Wideband and Low-Profile High-Resistivity Silicon-Based Dielectric Resonant Antennas by Loading AMC

This communication presents the design of high-resistivity silicon-based dielectric resonant antennas (DRAs) by using microelectromechanical system (MEMS) technology. A stair-stepping-driven patch fed by through-silicon via (TSV) is specifically designed with a U-shaped slot that can reduce the inductive of TSV. An air cavity between dielectric resonator and driven patch is used to enhance the gain and bandwidth of DRA. The measured impedance bandwidth (-10 dB) of the Ka-band DRA is from 27 to 43 GHz with a maximum gain of 6.5 dB and 95% radiation efficiency at 38 GHz. The size of our proposed antenna is only 0.48 lambda(0) x 0.48 lambda(0) x 0.14 lambda(0).
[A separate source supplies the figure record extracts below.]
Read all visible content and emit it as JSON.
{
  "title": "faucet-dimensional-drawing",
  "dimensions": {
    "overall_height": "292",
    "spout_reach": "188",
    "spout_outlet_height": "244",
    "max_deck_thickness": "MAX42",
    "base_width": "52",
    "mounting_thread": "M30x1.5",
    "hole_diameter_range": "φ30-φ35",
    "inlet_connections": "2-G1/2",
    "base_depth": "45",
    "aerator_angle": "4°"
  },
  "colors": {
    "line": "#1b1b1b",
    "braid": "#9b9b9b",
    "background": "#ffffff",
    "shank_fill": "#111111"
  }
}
The thickness of our proposed Ku-band DRA can be further reduced from 0.14 lambda(0) to 0.06 lambda(0) by loading an artificial magnetic conductor (AMC) structure on the top surface of DR. A Ku-band antenna is fabricated as an example. The measured fraction bandwidth (FBW) is 33% (-10 dB) from 14.2 to 19.8 GHz with a maximum gain of 6.5 dB and 94.7% radiation efficiency at 18 GHz. Good agreements between the simulated and measured results are obtained for both DRAs. The size of our proposed Ku-band antenna is only 0.51 lambda(0) x 0.51 lambda(0) x 0.06 lambda(0). The proposed DRAs can be further 3-D-integrated with other components by using bumps for future millimeter-wave (MMW) phased-array radar and communication systems.